Ia juga menegaskan bahwa dana yang disebut mengalir kepada seorang perempuan bernama Lisa Mariana merupakan uang pribadinya dalam konteks dugaan pemerasan.

“[Ke Lisa] itu konteksnya pemerasan, dan itu uang pribadi,” jelasnya.

Pembelian Mobil Habibie Jadi Sorotan
Salah satu temuan penyidik adalah pembelian Mercedes-Benz milik Presiden ketiga RI BJ Habibie yang dilakukan Ridwan Kamil melalui putranya, Ilham Habibie, dengan cara mencicil. Uang cicilan itu kemudian dikembalikan oleh Ilham kepada KPK sehingga mobil yang sempat disita akhirnya dikembalikan.

Ilham menyebut kendaraan tersebut belum lunas saat dibeli Ridwan Kamil, serta mengaku tidak mengetahui sumber dana yang digunakan. KPK juga mencatat adanya perubahan warna kendaraan tersebut semasa yang dimiliki RK.

Dalam perkara ini, KPK telah menetapkan lima tersangka, termasuk mantan Direktur Utama BJB Yuddy Renaldi. Para tersangka diduga menimbulkan kerugian negara hingga Rp222 miliar melalui dana nonbujeter.

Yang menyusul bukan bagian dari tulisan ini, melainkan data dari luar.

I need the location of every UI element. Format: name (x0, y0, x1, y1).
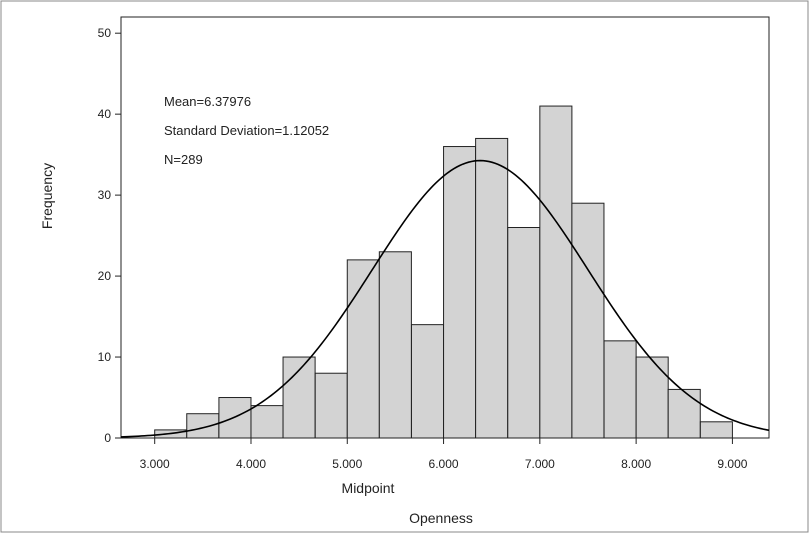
x-tick-label: 3.000 (140, 457, 170, 471)
x-tick-label: 8.000 (621, 457, 651, 471)
stats-line: Standard Deviation=1.12052 (164, 123, 329, 138)
histogram-bar (603, 340, 637, 439)
y-axis: 0 10 20 30 40 50 (98, 26, 121, 445)
histogram-bar (571, 202, 605, 439)
histogram-bar (475, 137, 509, 439)
x-tick-label: 9.000 (717, 457, 747, 471)
y-tick-label: 10 (98, 350, 112, 364)
histogram-bar (699, 421, 733, 439)
normal-curve (120, 159, 770, 438)
histogram-bar (250, 405, 284, 439)
y-axis-label: Frequency (39, 163, 55, 229)
histogram-bar (443, 146, 477, 439)
x-axis-label: Midpoint (342, 480, 395, 496)
x-axis: 3.000 4.000 5.000 6.000 7.000 8.000 9.000 (140, 438, 748, 471)
stats-line: Mean=6.37976 (164, 94, 251, 109)
histogram-bar (314, 372, 348, 439)
chart-caption: Openness (409, 510, 473, 526)
histogram-bar (667, 388, 701, 439)
x-tick-label: 4.000 (236, 457, 266, 471)
x-tick-label: 5.000 (332, 457, 362, 471)
y-tick-label: 50 (98, 26, 112, 40)
x-tick-label: 6.000 (429, 457, 459, 471)
y-tick-label: 0 (104, 431, 111, 445)
histogram-bar (507, 227, 541, 439)
histogram-bar (635, 356, 669, 439)
histogram-bar (346, 259, 380, 439)
stats-annotation: Mean=6.37976 Standard Deviation=1.12052 N=… (164, 94, 329, 167)
x-tick-label: 7.000 (525, 457, 555, 471)
stats-line: N=289 (164, 152, 203, 167)
y-tick-label: 20 (98, 269, 112, 283)
histogram-bar (378, 251, 412, 439)
histogram-bar (539, 105, 573, 439)
histogram-bar (186, 413, 220, 439)
y-tick-label: 40 (98, 107, 112, 121)
y-tick-label: 30 (98, 188, 112, 202)
histogram-bar (410, 324, 445, 439)
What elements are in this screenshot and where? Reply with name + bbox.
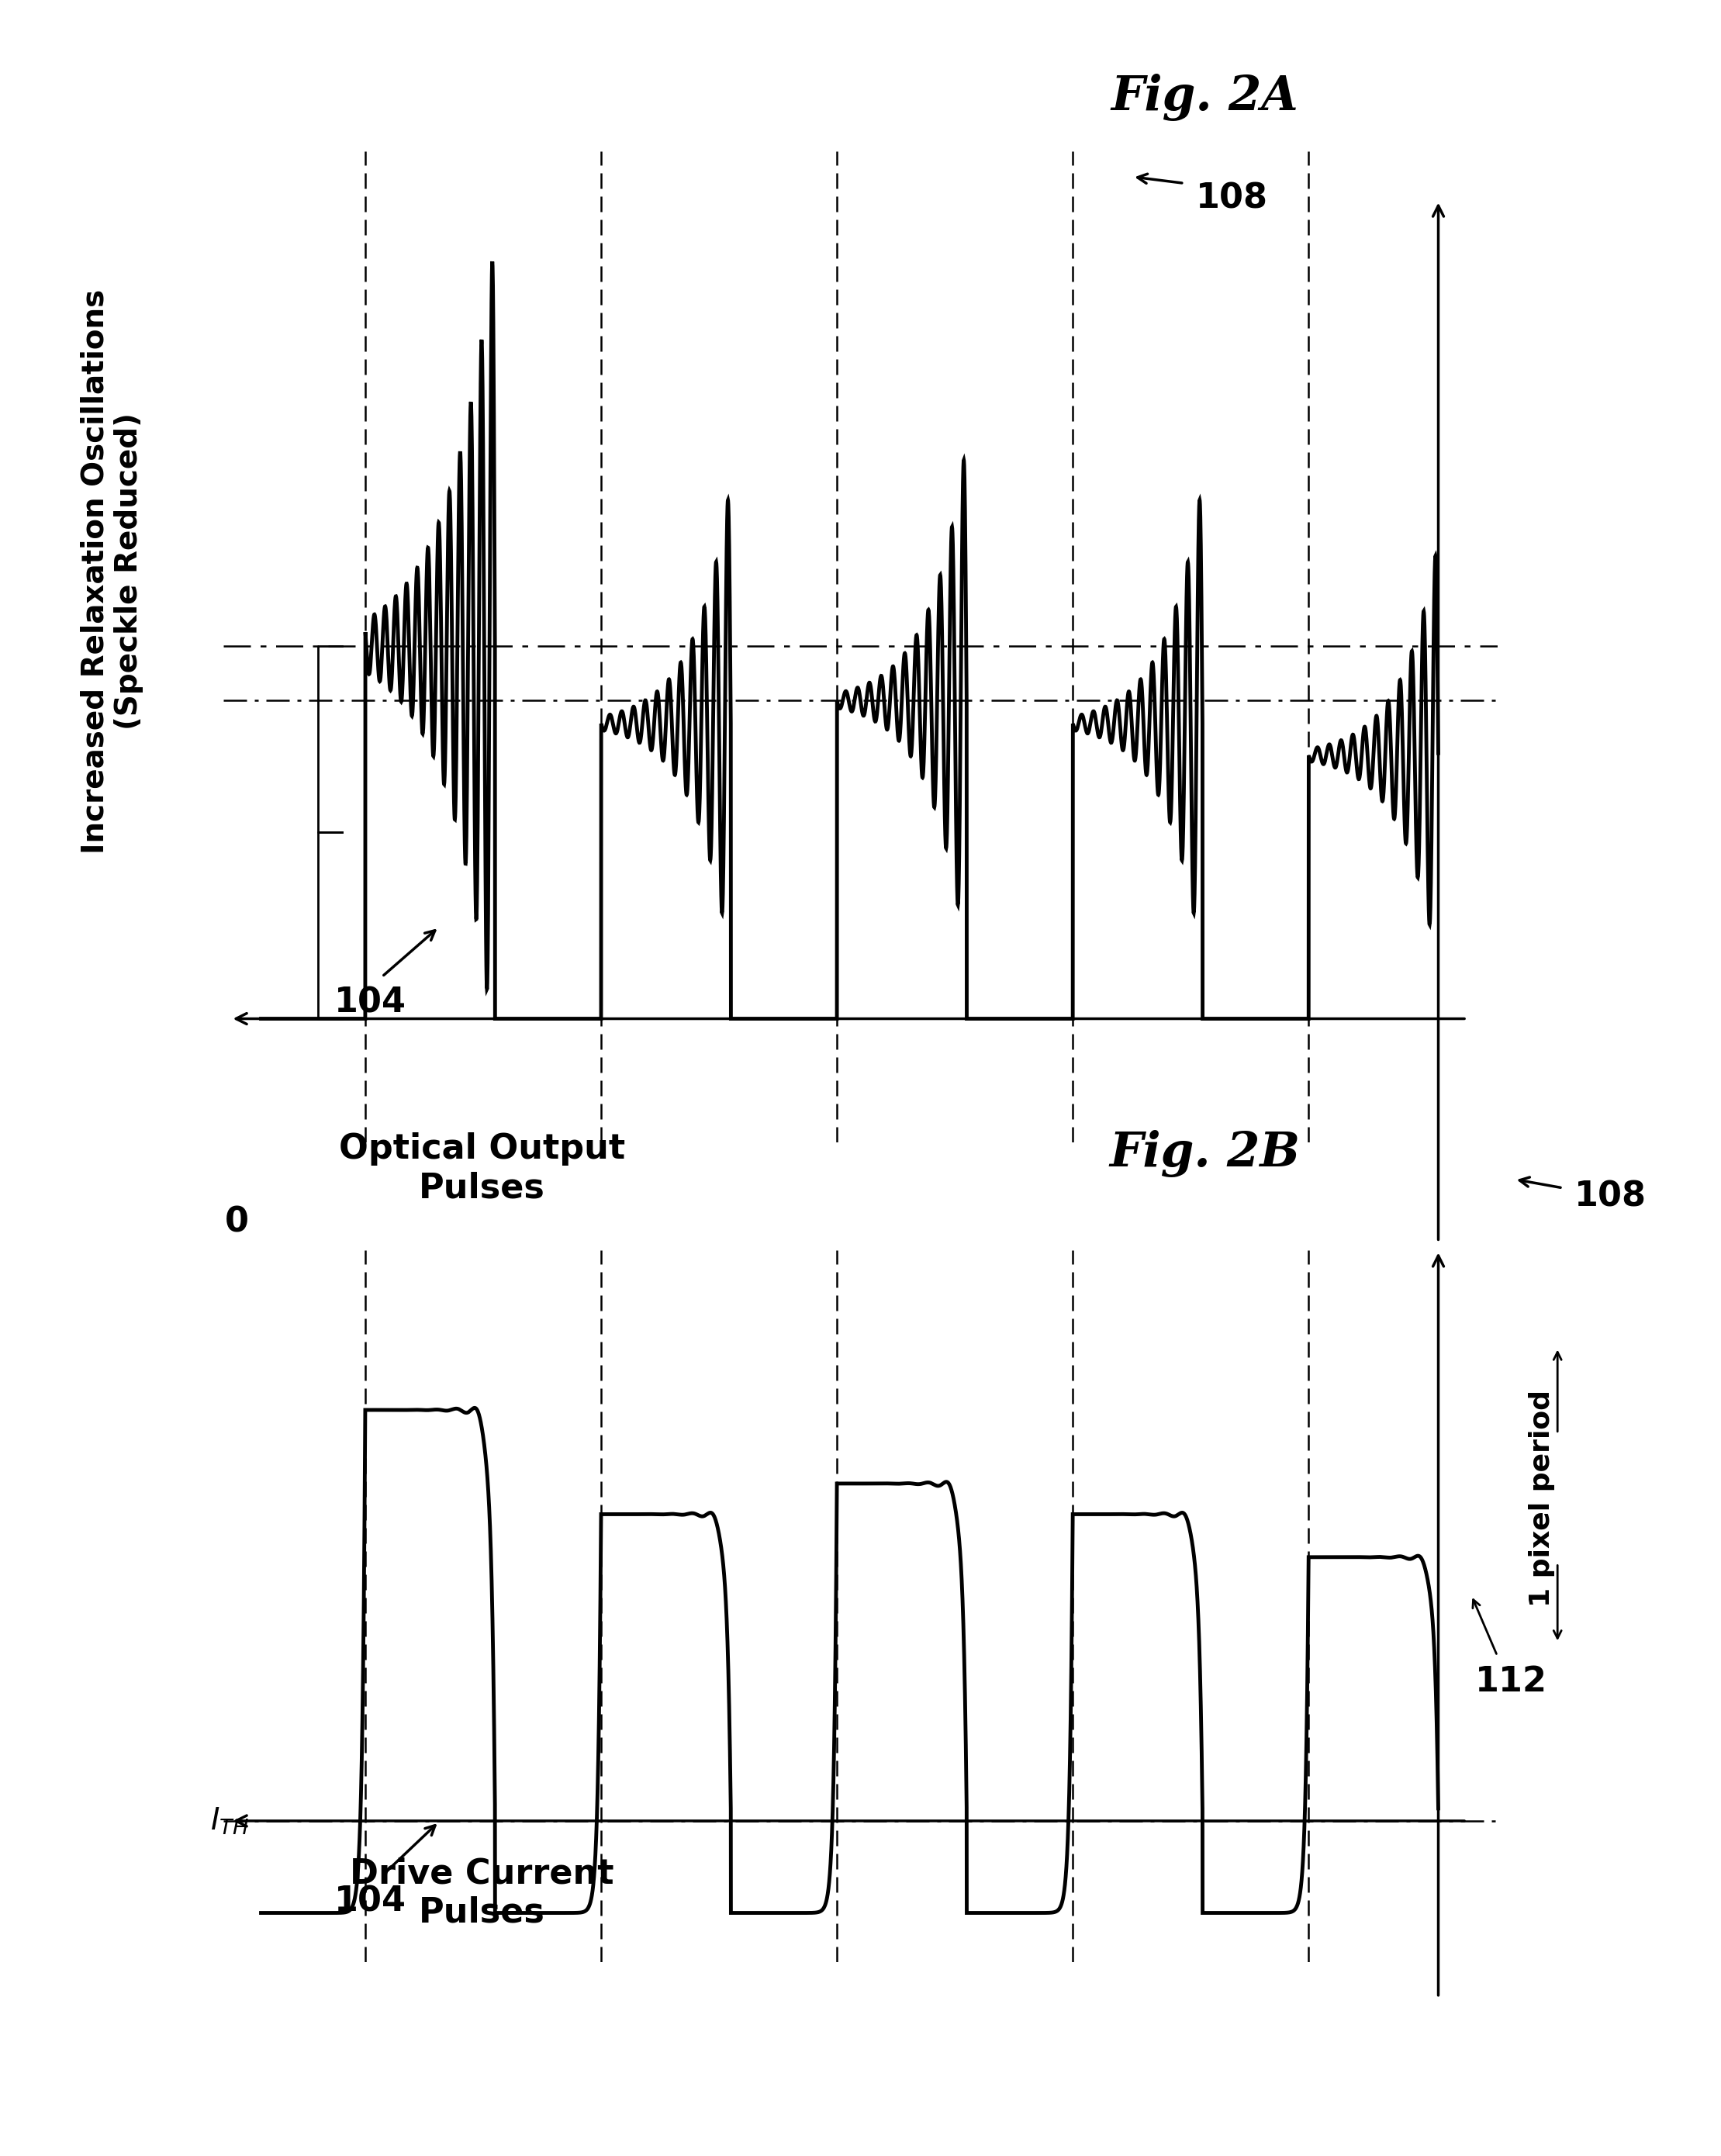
Text: 1 pixel period: 1 pixel period [1528, 1391, 1556, 1606]
Text: Drive Current
Pulses: Drive Current Pulses [349, 1856, 614, 1930]
Text: 108: 108 [1575, 1179, 1647, 1214]
Text: Fig. 2A: Fig. 2A [1112, 73, 1298, 121]
Text: (Speckle Reduced): (Speckle Reduced) [114, 412, 145, 731]
Text: Fig. 2B: Fig. 2B [1110, 1130, 1299, 1177]
Text: Optical Output
Pulses: Optical Output Pulses [339, 1132, 625, 1205]
Text: $I_{TH}$: $I_{TH}$ [210, 1807, 250, 1837]
Text: 108: 108 [1196, 181, 1268, 216]
Text: 112: 112 [1475, 1664, 1547, 1699]
Text: Increased Relaxation Oscillations: Increased Relaxation Oscillations [79, 289, 110, 854]
Text: 104: 104 [334, 985, 406, 1020]
Text: 0: 0 [225, 1205, 250, 1240]
Text: 104: 104 [334, 1884, 406, 1919]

“Penyidik mendalami pengetahuan saudara RK terkait dengan anggaran-anggaran non-budgeter tersebut, termasuk penyidik mengonfirmasi terkait dengan aset-aset yang dimiliki oleh RK apakah terkait juga dengan anggaran non-budgeter,” kata Juru Bicara KPK Budi Prasetyo di Gedung Merah

Putih, Jakarta. Budi mengatakan, penyidik juga mendalami keterangan RK terkait aset-aset yang belum dilaporkan dalam Laporan Harta Kekayaan Penyelenggara Negara (LHKPN). Namun, dia tak mengungkapkan aset RK yang tengah ditelusuri penyidik.

Menanggapi pernyataan RK, Juru Bicara KPK Budi Prasetyo menyatakan bahwa penyidik tidak hanya bertumpu pada satu keterangan saja. Ia memastikan bahwa analisis penyidik mencakup keterangan saksi, dokumen, serta barang bukti elektronik yang telah diamankan. (IND)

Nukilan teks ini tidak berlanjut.